Armand Robinson

Profile
- Position: Wide receiver

Personal information
- Born: December 8, 1987 (age 38)
- Listed height: 6 ft 1 in (1.85 m)
- Listed weight: 199 lb (90 kg)

Career information
- High school: Reynoldsburg (OH)
- College: Miami (OH)
- NFL draft: 2011: undrafted

Career history
- Pittsburgh Steelers (2011)*; Kansas City Command (2012);
- * Offseason or practice squad member only
- Stats at Pro Football Reference

= Armand Robinson =

American football player (born 1987)

Armand Robinson (born December 8, 1987) is an American former football wide receiver who played in the Arena Football League.

==Biography==
Robinson played college football for the Miami RedHawks. In four seasons (2007–2010), he appeared in 50 games while recording 210 receptions for 2550 yards and 15 touchdowns.
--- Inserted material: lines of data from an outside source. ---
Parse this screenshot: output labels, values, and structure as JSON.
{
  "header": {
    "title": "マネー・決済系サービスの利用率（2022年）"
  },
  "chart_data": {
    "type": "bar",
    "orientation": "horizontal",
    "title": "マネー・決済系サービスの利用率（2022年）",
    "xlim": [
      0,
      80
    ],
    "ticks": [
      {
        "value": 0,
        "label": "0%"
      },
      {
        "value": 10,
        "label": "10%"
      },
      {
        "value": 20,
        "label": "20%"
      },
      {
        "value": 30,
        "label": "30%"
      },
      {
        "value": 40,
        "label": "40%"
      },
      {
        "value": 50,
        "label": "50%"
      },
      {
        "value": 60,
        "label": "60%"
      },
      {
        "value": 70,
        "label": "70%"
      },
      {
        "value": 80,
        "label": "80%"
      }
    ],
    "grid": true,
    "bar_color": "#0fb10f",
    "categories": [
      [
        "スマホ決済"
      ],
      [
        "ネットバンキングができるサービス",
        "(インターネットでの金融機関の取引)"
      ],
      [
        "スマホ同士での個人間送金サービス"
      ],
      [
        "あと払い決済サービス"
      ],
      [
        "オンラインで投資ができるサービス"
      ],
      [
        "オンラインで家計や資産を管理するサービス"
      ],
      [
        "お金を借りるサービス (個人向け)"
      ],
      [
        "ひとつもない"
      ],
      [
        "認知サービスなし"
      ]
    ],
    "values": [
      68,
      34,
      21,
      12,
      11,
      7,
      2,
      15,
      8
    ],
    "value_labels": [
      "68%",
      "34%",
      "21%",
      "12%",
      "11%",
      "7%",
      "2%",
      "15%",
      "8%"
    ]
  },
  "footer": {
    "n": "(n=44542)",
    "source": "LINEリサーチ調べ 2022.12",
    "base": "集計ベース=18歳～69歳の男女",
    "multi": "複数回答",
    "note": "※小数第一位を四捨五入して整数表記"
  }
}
Robinson signed a free agent contract with the Pittsburgh Steelers in 2011 as an undrafted rookie. In four preseason games, he had two receptions for 27 yards. He did not play in any regular season NFL games.

In 2012, Robinson played in the Arena Football League for the Kansas City Command. He recorded 47 receptions for 519 yards and nine touchdowns.

After his professional football career, Robinson went on to become a financial advisor.